In this study, different types of metrics were used for assessing the performance of clustering algorithm. These evaluation metrics included t-SNE plot & clustering number, and nine effectiveness scores and computation speed & memory usage. These diverse evaluation metrics included Adjusted Rand Index (ARI), Homogeneity Score (H Score), Kullback–Leibler (KL) Divergence, Normalized Mutual Information (NMI), Adjusted Mutual Information (AMI), FlowCAPI F1 score (FF1), Hungarian algorithm-based F1 score (HF1), Fowlkes–Mallows Index (FMI) and V-measure.
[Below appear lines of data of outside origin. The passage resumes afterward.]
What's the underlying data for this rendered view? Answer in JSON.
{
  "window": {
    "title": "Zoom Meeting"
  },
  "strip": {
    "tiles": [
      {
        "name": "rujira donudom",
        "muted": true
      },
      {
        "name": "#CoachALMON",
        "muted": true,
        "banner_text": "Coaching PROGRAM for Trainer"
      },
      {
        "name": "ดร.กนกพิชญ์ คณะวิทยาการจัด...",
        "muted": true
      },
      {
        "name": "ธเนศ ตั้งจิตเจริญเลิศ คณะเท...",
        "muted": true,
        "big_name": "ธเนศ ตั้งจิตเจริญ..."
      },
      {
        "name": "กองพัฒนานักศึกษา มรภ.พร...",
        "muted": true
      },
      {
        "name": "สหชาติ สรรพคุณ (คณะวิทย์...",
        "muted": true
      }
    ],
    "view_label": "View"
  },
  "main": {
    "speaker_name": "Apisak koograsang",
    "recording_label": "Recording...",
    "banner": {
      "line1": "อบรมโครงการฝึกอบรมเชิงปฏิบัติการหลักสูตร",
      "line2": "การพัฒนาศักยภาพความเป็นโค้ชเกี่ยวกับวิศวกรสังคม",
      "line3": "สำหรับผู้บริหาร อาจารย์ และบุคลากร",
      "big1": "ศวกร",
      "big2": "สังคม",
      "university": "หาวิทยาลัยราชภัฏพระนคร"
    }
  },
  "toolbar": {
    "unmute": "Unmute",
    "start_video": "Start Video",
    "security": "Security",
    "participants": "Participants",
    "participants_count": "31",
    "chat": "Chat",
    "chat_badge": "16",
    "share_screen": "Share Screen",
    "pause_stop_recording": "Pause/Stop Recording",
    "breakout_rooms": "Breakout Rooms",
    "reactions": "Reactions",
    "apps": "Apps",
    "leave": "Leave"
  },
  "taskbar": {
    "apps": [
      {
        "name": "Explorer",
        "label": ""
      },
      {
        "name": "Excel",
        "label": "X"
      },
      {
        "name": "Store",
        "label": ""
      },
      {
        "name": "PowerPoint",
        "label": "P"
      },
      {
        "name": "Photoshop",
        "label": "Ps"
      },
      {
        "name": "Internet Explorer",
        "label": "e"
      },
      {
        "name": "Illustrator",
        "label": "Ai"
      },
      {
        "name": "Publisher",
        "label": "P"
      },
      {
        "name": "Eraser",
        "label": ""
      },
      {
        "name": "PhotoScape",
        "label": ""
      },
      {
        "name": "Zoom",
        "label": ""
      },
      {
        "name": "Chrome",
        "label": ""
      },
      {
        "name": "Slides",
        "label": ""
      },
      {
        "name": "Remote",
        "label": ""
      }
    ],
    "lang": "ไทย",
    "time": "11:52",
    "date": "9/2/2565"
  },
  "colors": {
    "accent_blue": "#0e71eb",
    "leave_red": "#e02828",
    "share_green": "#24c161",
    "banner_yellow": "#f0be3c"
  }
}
The characterizations of these diverse evaluation metrics are demonstrated in Supplementary Table S2. First, a graphical representation of performance, such as dimension reduction and data visualization using t-SNE [37], was utilized. Herein, we evaluated the ability of clustering algorithms in identifying cell subtype and characterizing cellular heterogeneity using a single metric CN (clustering number), which were obtained by the algorithm for a given cell type. Second, the true labels for the cells were defined based on the well-known cellular information provided by the original publications in this study. These true labels represent the known cell types or experimental conditions associated with each cell. By using these true labels as a reference, the performance of the clustering algorithms can be evaluated and compared. The predictive labels for the cells were defined using a majority voting scheme [38]. Briefly, clustering algorithm usually partitions data into a certain number of clusters, patterns in the same cluster should be similar to each other, while patterns in different clusters should not [39]. We obtained all the clusters generated by each algorithm’s clustering result. For each cluster, the number of cells with the same true label is counted, and the true label with the highest count is selected as the predictive label for that cluster. This approach ensures the predictive label represents the main characteristic of the cells within that cluster, thereby enabling a more accurate evaluation of the clustering algorithm’s performance.

RESULTS AND DISCUSSIONS

Study overview

Diverse clustering algorithms were evaluated using 10 scRNA-seq datasets. Seurat was able to identify distinct clusters, but the clusters were found to be highly sensitive to the choice of resolution parameter, where higher values tend to result in a larger number of clusters [40, 41]. Deep learning clustering algorithms have emerged as promising approaches to address challenges such as batch effects in scRNA-seq data, and were shown to be effective algorithm for cell clustering and identification [23, 24]. In addition, there are other clustering algorithms specifically designed for single-cell clustering analysis, including SC3 and CosTaL. We adopted nine metrics (three categories) to evaluate performance of algorithms. An overview of the framework for comparing diverse algorithms are shown in Figure 1.

Figure 1.

Figure 1

The overview of this study framework. The framework is divided into three major parts: types of scRNA-seq dataset, single-cell clustering algorithm and performance evaluation. The true labels of cells are cell identifiers from corresponding previous publications, while the predictive labels represent cell identifiers generated by the clustering algorithm. The performances of seven clustering algorithms were assessed utilizing nine metrics.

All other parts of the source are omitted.